20. In review of the Agreement and the evidence provided, I find that the Defendant has carried out its obligations towards the Claimant and has terminated the Agreement with the Claimant in accordance with clause 3.4 of the Agreement.
21. Therefore, having found that the Defendant has exercised its rights under Clause 3.4 of the Agreement and lawfully terminated the Agreement by provided a notice period as required by the Agreement, I am of the view that the terms of the Agreement are only binding upon the parties until 30 September 2020.
Whether the Claimant is entitled to payments of invoices in respect of services which post-date termination
22. As the Agreement between the parties commenced on 1 January 2019 and has been terminated on 30 March 2020 with a 6 months’ notice for which the last day was determined to be 30 September 2020, I find that the Claimant is not entitled to invoices in respect of services provided post the termination date of 30 September 2020.
23. Therefore, the Claimant provided an amended calculation as per its submissions and claimed the sum of USD 32,768.75 which are invoices dating until 30 September 2020.
Whether the Defendant is required to pay the amounts due by the participating hotels for the charges
24. The parties to the Agreement are the Claimant and the Defendant. However, Clause 2.1 of the Agreement reads as follows:
“From the first day of the initial term until expiry of the initial term and all subsequent term(s), or other termination of this Agreement (whichever is earlier), in consideration for the payment of the charges by the Client to LENTINA and subject to the terms and conditions hereof, LENTINA shall provide to the Client the services set out hereunder in respect of the Group of Hotels, in such manners as is deemed appropriate by LENTINA sole opinion..”
25. The terms “Participating Hotels” or “Client” are defined in the Agreement to mean any Lint branded hotel that agrees to participate in the Agreement by signing the enrolment form provided in the Schedule 4 of the Agreement.
26. Clause 4.4 of the Agreement reads as follows:
“invoices rendered by LENTINA to the Client shall be paid by the Client in full without discount, deduction, set-off or counterclaim of any kind within thirty (30) days of the date of invoice”.
27. The Defendant‘s position is that the payment of those outstanding invoices is not owed by the Defendant as it is not a participating hotel of a client under the Agreement.
28. The Defendant also adds that the Defendant and the participating hotels are separate and distinct legal entities which are defined separately in the Agreement.
29. Clause 1 of Schedule 4 of the Agreement provides that:
“by executing this proxy, the Hotel agrees:
(a) That it is a party to, and a participating hotel within the meaning of the Agreement;
(b) To be bound by and abide by the terms and conditions of the Agreement; and
(c) To be fully responsible for its own fees including any outstanding or delayed payments as stated in the Agreement.”
30. The Claimant filed a claim against the Defendant for services rendered to participating hotels/clients and not the Defendant.
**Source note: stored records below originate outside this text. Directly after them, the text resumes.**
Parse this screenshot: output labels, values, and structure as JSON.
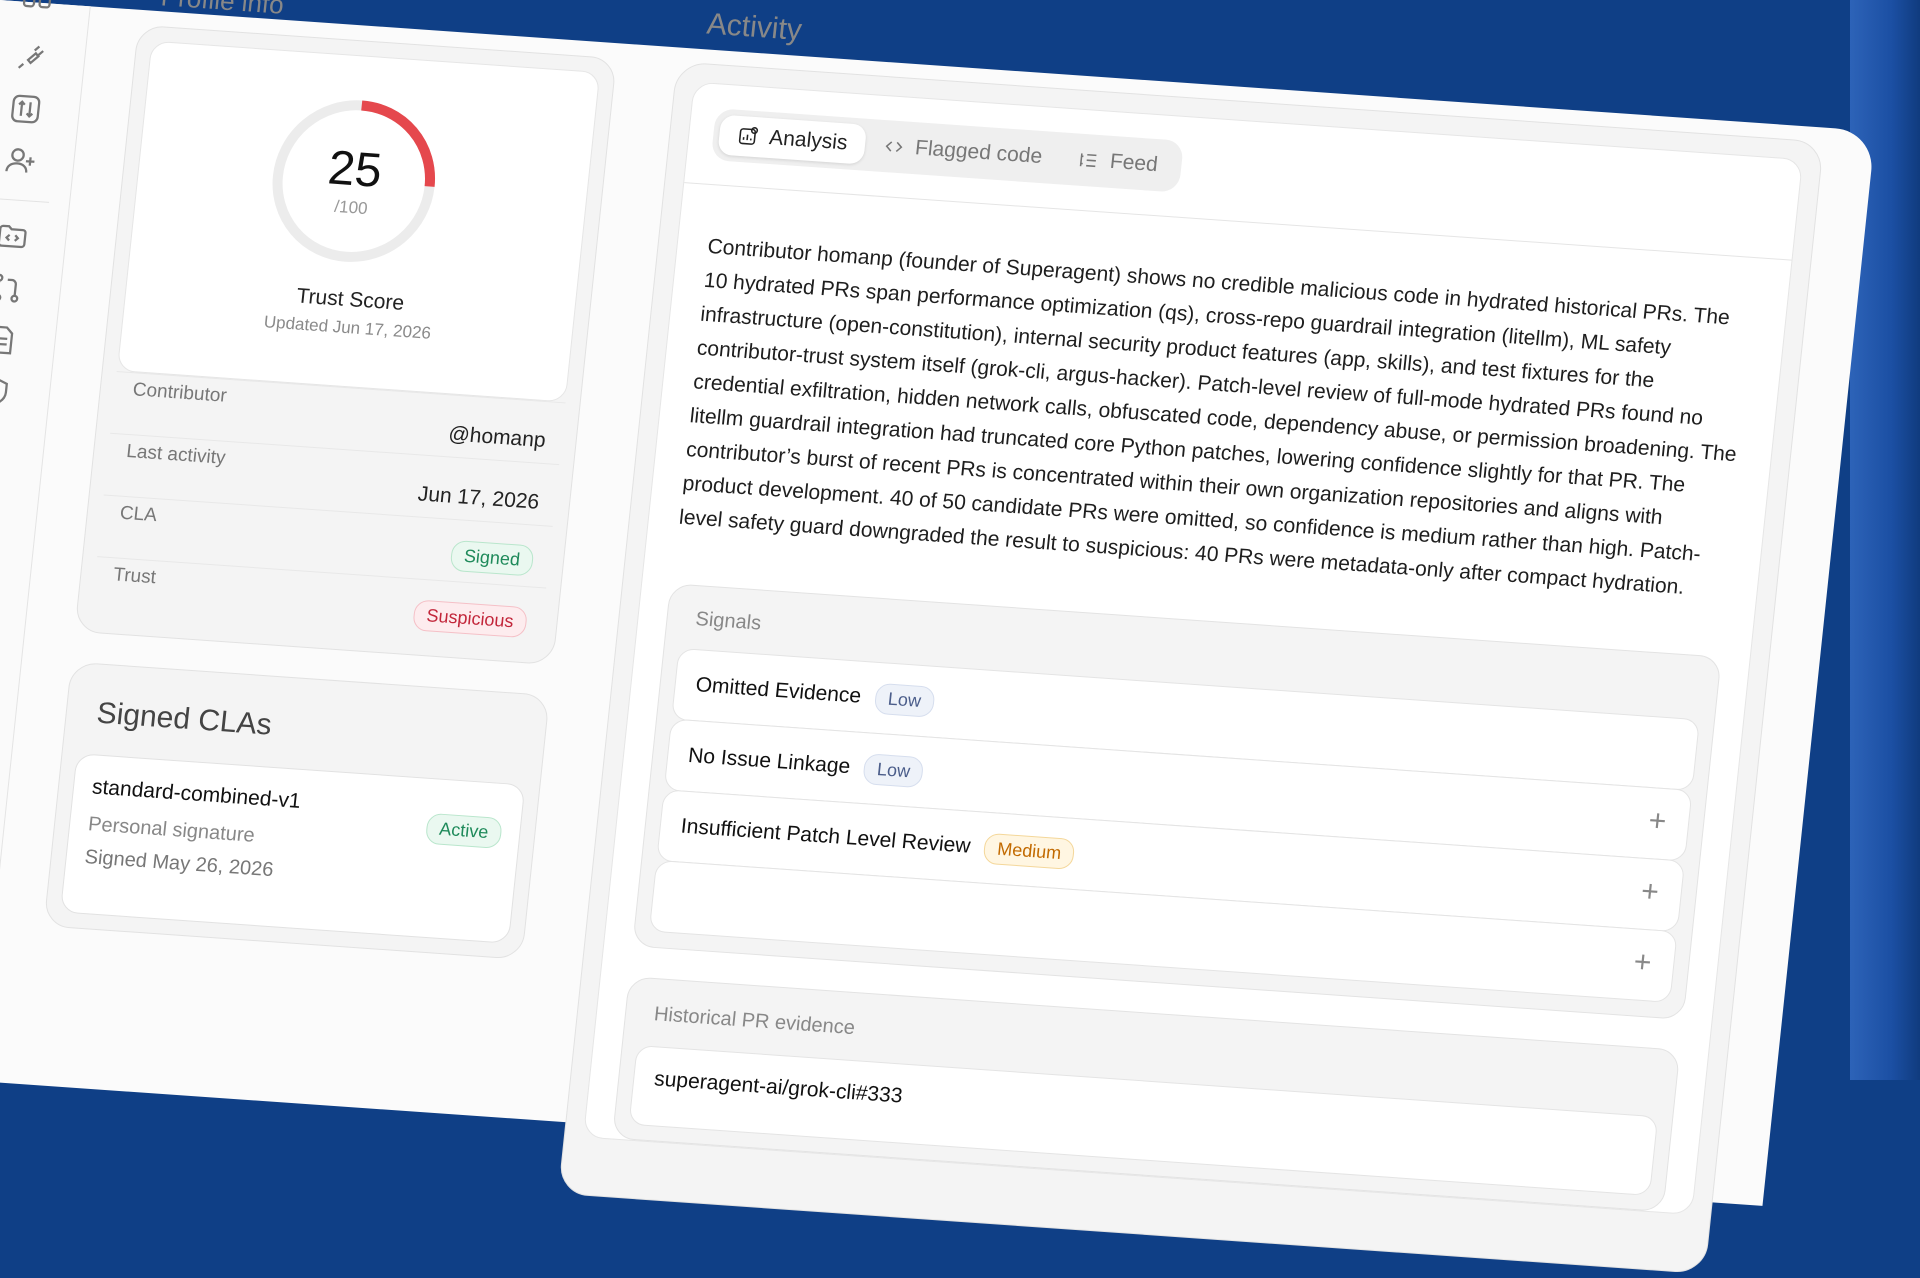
{
  "profile": {
    "section_title": "Profile info",
    "score": "25",
    "score_max": "/100",
    "score_fraction": 0.25,
    "score_label": "Trust Score",
    "updated": "Updated Jun 17, 2026",
    "rows": [
      {
        "key": "Contributor",
        "value": "@homanp"
      },
      {
        "key": "Last activity",
        "value": "Jun 17, 2026"
      },
      {
        "key": "CLA",
        "value": "Signed"
      },
      {
        "key": "Trust",
        "value": "Suspicious"
      }
    ]
  },
  "clas": {
    "title": "Signed CLAs",
    "items": [
      {
        "name": "standard-combined-v1",
        "type": "Personal signature",
        "date": "Signed May 26, 2026",
        "status": "Active"
      }
    ]
  },
  "activity": {
    "title": "Activity",
    "tabs": [
      {
        "label": "Analysis",
        "icon": "analysis-icon"
      },
      {
        "label": "Flagged code",
        "icon": "code-icon"
      },
      {
        "label": "Feed",
        "icon": "feed-icon"
      }
    ],
    "analysis_text": "Contributor homanp (founder of Superagent) shows no credible malicious code in hydrated historical PRs. The 10 hydrated PRs span performance optimization (qs), cross-repo guardrail integration (litellm), ML safety infrastructure (open-constitution), internal security product features (app, skills), and test fixtures for the contributor-trust system itself (grok-cli, argus-hacker). Patch-level review of full-mode hydrated PRs found no credential exfiltration, hidden network calls, obfuscated code, dependency abuse, or permission broadening. The litellm guardrail integration had truncated core Python patches, lowering confidence slightly for that PR. The contributor’s burst of recent PRs is concentrated within their own organization repositories and aligns with product development. 40 of 50 candidate PRs were omitted, so confidence is medium rather than high. Patch-level safety guard downgraded the result to suspicious: 40 PRs were metadata-only after compact hydration.",
    "signals_label": "Signals",
    "signals": [
      {
        "name": "Omitted Evidence",
        "level": "Low"
      },
      {
        "name": "No Issue Linkage",
        "level": "Low"
      },
      {
        "name": "Insufficient Patch Level Review",
        "level": "Medium"
      }
    ],
    "history_label": "Historical PR evidence",
    "history_first": "superagent-ai/grok-cli#333"
  },
  "colors": {
    "accent_red": "#e5484d",
    "gauge_track": "#ececec",
    "bg_edge": "#1b4fa3"
  }
}
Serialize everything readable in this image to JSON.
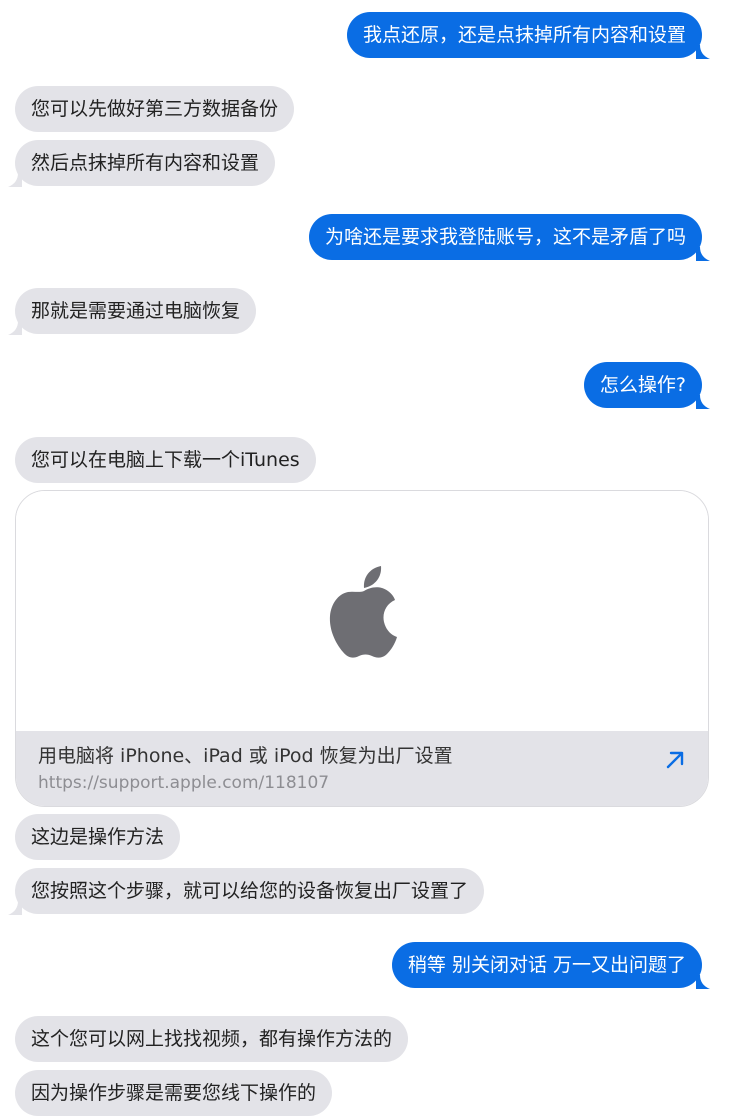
{
  "colors": {
    "outgoing": "#0a6de4",
    "incoming": "#e3e3e8"
  },
  "messages": [
    {
      "dir": "out",
      "text": "我点还原，还是点抹掉所有内容和设置"
    },
    {
      "dir": "in",
      "text": "您可以先做好第三方数据备份"
    },
    {
      "dir": "in",
      "text": "然后点抹掉所有内容和设置"
    },
    {
      "dir": "out",
      "text": "为啥还是要求我登陆账号，这不是矛盾了吗"
    },
    {
      "dir": "in",
      "text": "那就是需要通过电脑恢复"
    },
    {
      "dir": "out",
      "text": "怎么操作?"
    },
    {
      "dir": "in",
      "text": "您可以在电脑上下载一个iTunes"
    },
    {
      "dir": "in",
      "text": "这边是操作方法"
    },
    {
      "dir": "in",
      "text": "您按照这个步骤，就可以给您的设备恢复出厂设置了"
    },
    {
      "dir": "out",
      "text": "稍等 别关闭对话 万一又出问题了"
    },
    {
      "dir": "in",
      "text": "这个您可以网上找找视频，都有操作方法的"
    },
    {
      "dir": "in",
      "text": "因为操作步骤是需要您线下操作的"
    }
  ],
  "link_card": {
    "icon": "apple-logo-icon",
    "title": "用电脑将 iPhone、iPad 或 iPod 恢复为出厂设置",
    "url": "https://support.apple.com/118107",
    "action_icon": "open-link-arrow-icon"
  }
}
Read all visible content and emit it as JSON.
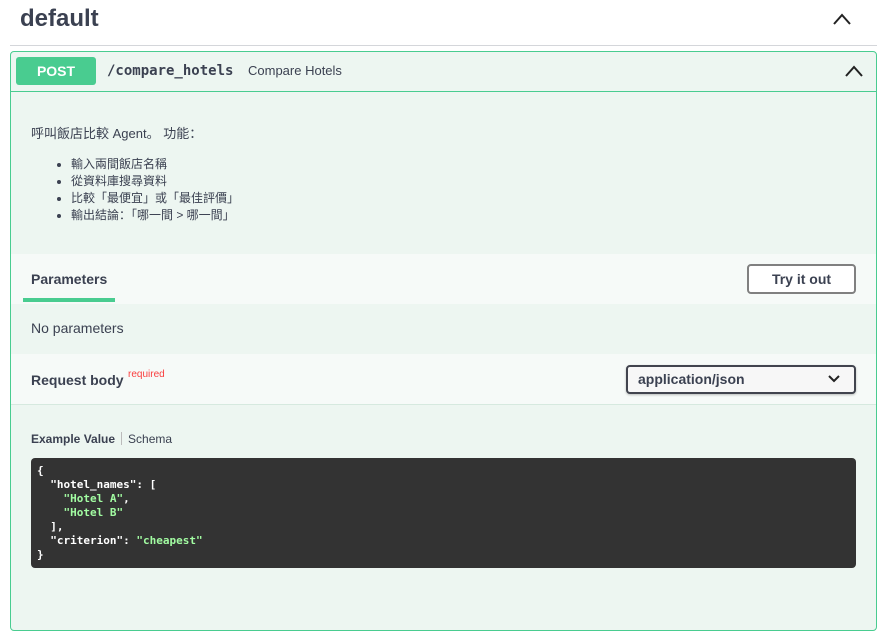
{
  "tag": {
    "title": "default"
  },
  "operation": {
    "method": "POST",
    "path": "/compare_hotels",
    "summary": "Compare Hotels",
    "description": "呼叫飯店比較 Agent。 功能：",
    "bullets": [
      "輸入兩間飯店名稱",
      "從資料庫搜尋資料",
      "比較「最便宜」或「最佳評價」",
      "輸出結論：「哪一間 > 哪一間」"
    ]
  },
  "parameters": {
    "tab_label": "Parameters",
    "try_button": "Try it out",
    "empty_text": "No parameters"
  },
  "request_body": {
    "title": "Request body",
    "required_label": "required",
    "content_type": "application/json",
    "example_tab": "Example Value",
    "schema_tab": "Schema",
    "example": {
      "open": "{",
      "key1": "\"hotel_names\"",
      "after_key1": ": [",
      "item1": "\"Hotel A\"",
      "comma1": ",",
      "item2": "\"Hotel B\"",
      "close_array": "],",
      "key2": "\"criterion\"",
      "colon2": ": ",
      "val2": "\"cheapest\"",
      "close": "}"
    }
  },
  "colors": {
    "post_green": "#49cc90",
    "block_bg": "#edf6f1",
    "code_bg": "#333333",
    "string_green": "#a2fca2",
    "required_red": "#f93e3e"
  }
}
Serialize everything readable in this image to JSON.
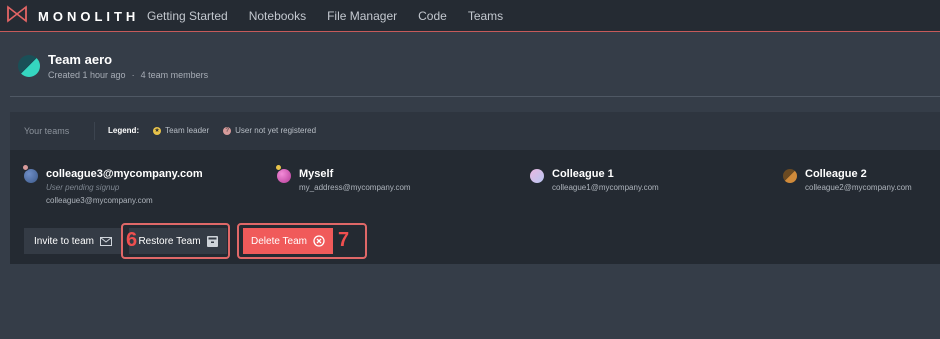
{
  "nav": {
    "brand": "MONOLITH",
    "links": [
      "Getting Started",
      "Notebooks",
      "File Manager",
      "Code",
      "Teams"
    ]
  },
  "team": {
    "name": "Team aero",
    "created": "Created 1 hour ago",
    "members_count": "4 team members"
  },
  "panel": {
    "tab_label": "Your teams",
    "legend": {
      "title": "Legend:",
      "leader": "Team leader",
      "pending": "User not yet registered"
    },
    "members": [
      {
        "name": "colleague3@mycompany.com",
        "note": "User pending signup",
        "email": "colleague3@mycompany.com",
        "avatar_color": "#3d5a8a",
        "badge": "pending"
      },
      {
        "name": "Myself",
        "email": "my_address@mycompany.com",
        "avatar_color": "#d64fb3",
        "badge": "leader"
      },
      {
        "name": "Colleague 1",
        "email": "colleague1@mycompany.com",
        "avatar_color": "#c9c4ef"
      },
      {
        "name": "Colleague 2",
        "email": "colleague2@mycompany.com",
        "avatar_color": "#c47a33"
      }
    ],
    "buttons": {
      "invite": "Invite to team",
      "restore": "Restore Team",
      "delete": "Delete Team"
    }
  },
  "callouts": {
    "restore_number": "6",
    "delete_number": "7"
  },
  "colors": {
    "accent": "#f05a5a",
    "leader": "#e8c34a",
    "pending": "#d79b9b",
    "teal": "#35d6c0"
  },
  "icons": [
    "monolith-logo-icon",
    "envelope-icon",
    "archive-box-icon",
    "close-circle-icon"
  ]
}
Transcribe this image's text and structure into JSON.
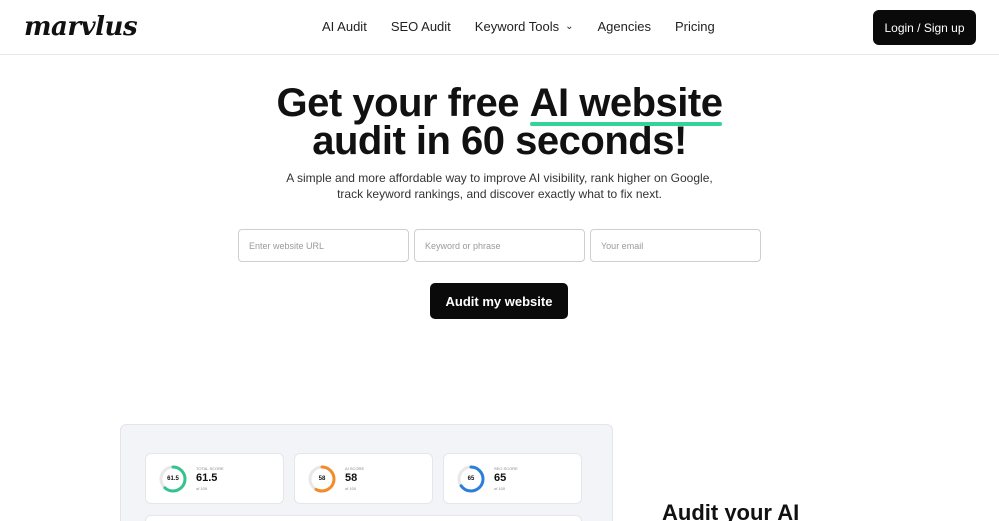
{
  "header": {
    "logo": "marvlus",
    "nav": [
      "AI Audit",
      "SEO Audit",
      "Keyword Tools",
      "Agencies",
      "Pricing"
    ],
    "login_label": "Login / Sign up"
  },
  "hero": {
    "title_part1": "Get your free ",
    "title_highlight": "AI website",
    "title_line2": "audit in 60 seconds!",
    "subtitle_line1": "A simple and more affordable way to improve AI visibility, rank higher on Google,",
    "subtitle_line2": "track keyword rankings, and discover exactly what to fix next."
  },
  "form": {
    "url_placeholder": "Enter website URL",
    "keyword_placeholder": "Keyword or phrase",
    "email_placeholder": "Your email",
    "submit_label": "Audit my website"
  },
  "scores": [
    {
      "label": "TOTAL SCORE",
      "ring_value": "61.5",
      "value": "61.5",
      "sub": "of 100",
      "percent": 61.5,
      "color": "#34c38f"
    },
    {
      "label": "AI SCORE",
      "ring_value": "58",
      "value": "58",
      "sub": "of 100",
      "percent": 58,
      "color": "#f28c28"
    },
    {
      "label": "SEO SCORE",
      "ring_value": "65",
      "value": "65",
      "sub": "of 100",
      "percent": 65,
      "color": "#2b7fd8"
    }
  ],
  "side": {
    "title": "Audit your AI"
  }
}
The Agreement provides that each participating hotel or client is responsible for its own fees.
31. Therefore, I find that the Defendant is not liable for payment owed to services rendered to participating hotels/ clients, seeing as each such entity would be responsible for its own fees by enrolling.
32. The Claimant also claimed compensation for delays, damages to reputation and interest at the discretion of the court. However, the Claimant has failed to provide evidence of delays and damages to reputation and interest.
33. Therefore, I dismiss the Claimant’s claims accordingly.
Conclusion
34. In light of the aforementioned, I dismiss the Claimant’s claims as I have found that the Defendant is not liable to pay fees on behalf of participating hotels.
35. I also find that the validity of the Agreement is from 1 January 2019 to 30 September 2020.
36. I also dismiss the Claimant’s claim for compensation for lack of evidence.
37. There shall be no order as to costs.